The non-English speaking country that has done the best in popular music, however, is Sweden. Abba are no doubt the biggest band ever with a non-native English speaking background, having sold more than 150 million records. In their wake have come a host of others, such as The Cardigans, Ace of Base and The Hives.
Larger European countries have fared worse. Any casual listener would be hard pressed to name many French rock stars, even if Serge Gainsbourg is hugely influential in some circles. Same goes for Germany (Rammstein), Italy (Zucchero) and Spain (Julio Iglesias, perhaps). It seems that being born English speaking is a distinct advantage. And if not, then it is best to come from a country with a small home market and good English proficiency, such as Sweden.
Musicians from further afield have had little luck. Bob Marley was the first major star to emerge from the developing world, but no one of his stature has arrived since. It is mostly the Latin Americans that have managed to produce lesser pop stars, such as Ricky Martin and Shakira.
The Language of Rock
Is it likely, then, that the Anglo-American stranglehold on Rock will be broken? In a word, yes. After the end of the Cold War and with the advent of the internet, more than ever, Rock has become a truly global phenomenon. It is no longer just boys on the Mersey or in the American South who play guitars, even if it has taken them a long time to break into the mainstream.
However, the globalisation of rock has been going on for a long time. What will more likely make the difference is that there is now springing up a generation of people who are non-native English speakers, but who speak the language with both skill and ease. For even if the centre of gravity for popular music will move away from the US-UK axis, it seems almost certain that English, as the lingua franca of the internet age, will remain the voice of rock. This will probably hold true even if the native English speaking countries continue their political decline, in the same way that Latin remained the language of cosmopolitans for a millennium after the fall of the Western Roman Empire.
The Decline of the West
Neither London nor New York has come up with anything truly groundbreaking since hiphop, and that was already 25 years ago. Meanwhile, Icelandic artists such as Björk and Sigur Rós are making some of the most innovative music around. The next groundbreaking merger since blues and country might happen in an out of the way place like there.

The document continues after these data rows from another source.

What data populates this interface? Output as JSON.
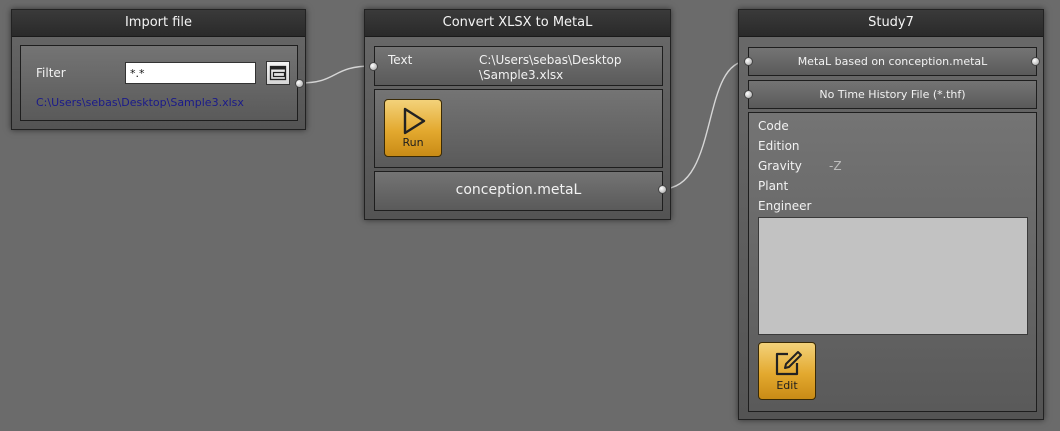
{
  "import_node": {
    "title": "Import file",
    "filter_label": "Filter",
    "filter_value": "*.*",
    "file_path": "C:\\Users\\sebas\\Desktop\\Sample3.xlsx",
    "browse_icon": "folder-open-icon"
  },
  "convert_node": {
    "title": "Convert XLSX to MetaL",
    "text_label": "Text",
    "text_value_line1": "C:\\Users\\sebas\\Desktop",
    "text_value_line2": "\\Sample3.xlsx",
    "run_label": "Run",
    "run_icon": "play-icon",
    "output_label": "conception.metaL"
  },
  "study_node": {
    "title": "Study7",
    "input_metal": "MetaL based on conception.metaL",
    "input_thf": "No Time History File (*.thf)",
    "fields": [
      {
        "label": "Code",
        "value": ""
      },
      {
        "label": "Edition",
        "value": ""
      },
      {
        "label": "Gravity",
        "value": "-Z"
      },
      {
        "label": "Plant",
        "value": ""
      },
      {
        "label": "Engineer",
        "value": ""
      }
    ],
    "edit_label": "Edit",
    "edit_icon": "edit-icon"
  },
  "colors": {
    "canvas": "#6b6b6b",
    "header": "#2e2e2e",
    "button_gold": "#e3a92f",
    "path_link": "#1a1a8a",
    "wire": "#d8d8d8"
  }
}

In any case, it will most likely be a fusion of Anglo-American Rock with local styles. This is already happening in many places, but it will probably be the large countries in Asia that will begin to make themselves felt before too long. No doubt we will at some point have Chinese rockers who fuse their own tonal system with that of the west.
The Bengali Bob Dylan
But it is India that has a distinct advantage, having not only millions of people already proficient in English, but also many contacts in London, which is still the starting point to the rest of Europe when it comes to pop music. In fact, Indian music has influenced rock since early on. The Beatles went to India and even before then the sounds of the sitar started popping up on their albums. In the 90’s, pop stars with Indian roots were heard in Britain, with bands such as Cornershop and Asian Dub Foundation. But, with all due respect to Ravi Shankar, we have yet to see the Indians exporting pop back to Britain, the way Britain did with the US in the 60’s. No doubt it will happen at some point, though. Perhaps the coffee shops of Calcutta are where we should start looking for the next Bob Dylan.